Four Charts That Prove the Value of Site Speed
Site speed is an important but often-overlooked component in user experience. We know intuitively that slow experiences are unpleasant and make us more likely to leave a site, but building evidence of this effect has always been tricky.
The charts below were built with data collected using mPulse RUM.
Slow Landing Pages = High Bounce Rate
This chart shows the page speed distribution for an website by device type. The area is the distribution of sessions by average page speed and the lines in this case show the average bounce rate for sessions by the average page speed in the session.
The majority of traffic is mobile, hence the higher blue distribution. This website is well optimised for mobile browsers resulting in a faster average page speed than on tablet or desktop experiences. The distributions show a peak of session average page speed at around 1.2 seconds for mobile and desktop, with tablet lagging slightly at around 1.5s. Note that the page speed here is the average of all page views in a session: including the landing page, browsing and the checkout flow where appropriate.
Users are more likely to leave the site immediately when the first page of a session is slow.
The bounce rate lines here show that there is a strong correlation between page speed and bounce rate. The initial drop is due to error pages and bots which result in high bounce rates and very fast pages. There is a settling around the peak of the distribution where we find the optimal bounce rates of 22% on mobile, 14% on desktop and 9% on tablet, these occur at the fastest page speeds of around one second on average!
Users are more likely to leave the site immediately as their page speed gets worse. The mobile bounce rate increases from 22% to 40% as page speed increases from 1s to 2s! The median bounce rate for mobile is 41% at 2.7s, only 50% of sessions achieve this speed.
Your slowest users will not even appear in your data - they will have left before the page loads ๐ฑ
Slow Pages = Low Conversion Rate
We see a similar pattern when looking at conversion rate. Conversion peaks where page speed is under a second, with conversion rate halving across all device types from experiences of one second to two seconds.
Users are less likely to convert if their average experience during a session is slow.
Fast Pages = Higher Revenue
It's not just conversion that takes a hit when users have a slow experience. Average order value drops significantly in the first second here from $190 on desktop at 800ms to $140 at 3s. Faster experiences lead to bigger basket sizes!
Visitors spend more money when the average experience is faster.
Fast Pages = More Pageviews
If you make money through advertising, session length is a key performance indicator. In this graph we see that session length correlates with page speed too!
Users visit more pages when the average experience is faster.
Here the average session length peaks on desktop at 20 pages per session at a one second average page speed. This drops dramatically to just 13 pages when users have an average 2.25s page speed.

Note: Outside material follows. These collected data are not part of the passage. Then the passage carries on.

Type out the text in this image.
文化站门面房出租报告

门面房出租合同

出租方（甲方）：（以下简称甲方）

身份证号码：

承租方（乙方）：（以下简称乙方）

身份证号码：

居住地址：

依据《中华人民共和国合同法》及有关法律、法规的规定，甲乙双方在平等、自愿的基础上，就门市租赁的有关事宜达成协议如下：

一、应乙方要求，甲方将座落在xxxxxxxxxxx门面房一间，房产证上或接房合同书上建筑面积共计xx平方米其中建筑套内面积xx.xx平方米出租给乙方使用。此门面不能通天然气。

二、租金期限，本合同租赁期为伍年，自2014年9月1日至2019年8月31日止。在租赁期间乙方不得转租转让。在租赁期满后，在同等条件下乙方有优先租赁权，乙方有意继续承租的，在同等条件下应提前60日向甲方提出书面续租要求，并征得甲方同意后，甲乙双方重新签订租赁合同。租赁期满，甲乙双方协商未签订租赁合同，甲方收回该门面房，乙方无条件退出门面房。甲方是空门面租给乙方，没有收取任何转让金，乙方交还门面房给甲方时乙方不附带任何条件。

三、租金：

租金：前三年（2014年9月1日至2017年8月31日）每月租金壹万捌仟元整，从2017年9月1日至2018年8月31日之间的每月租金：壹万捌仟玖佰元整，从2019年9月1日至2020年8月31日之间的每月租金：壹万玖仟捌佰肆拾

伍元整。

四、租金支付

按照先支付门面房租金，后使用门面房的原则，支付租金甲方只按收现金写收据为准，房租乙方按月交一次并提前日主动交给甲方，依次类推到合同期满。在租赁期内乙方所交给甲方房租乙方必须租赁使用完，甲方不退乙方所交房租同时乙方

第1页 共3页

The charts presented here are generated from real data, the explicit values are examplar.
Conclusions
Page speed is a critical factor in user experience, but most visitors are not even aware of it! Slower experiences are reported to feel 'basic', 'confusing' and 'clunky', rather than slow. Delivering fast user experiences gives your website or application the best chance at meeting your business objectives and creating positive user experiences.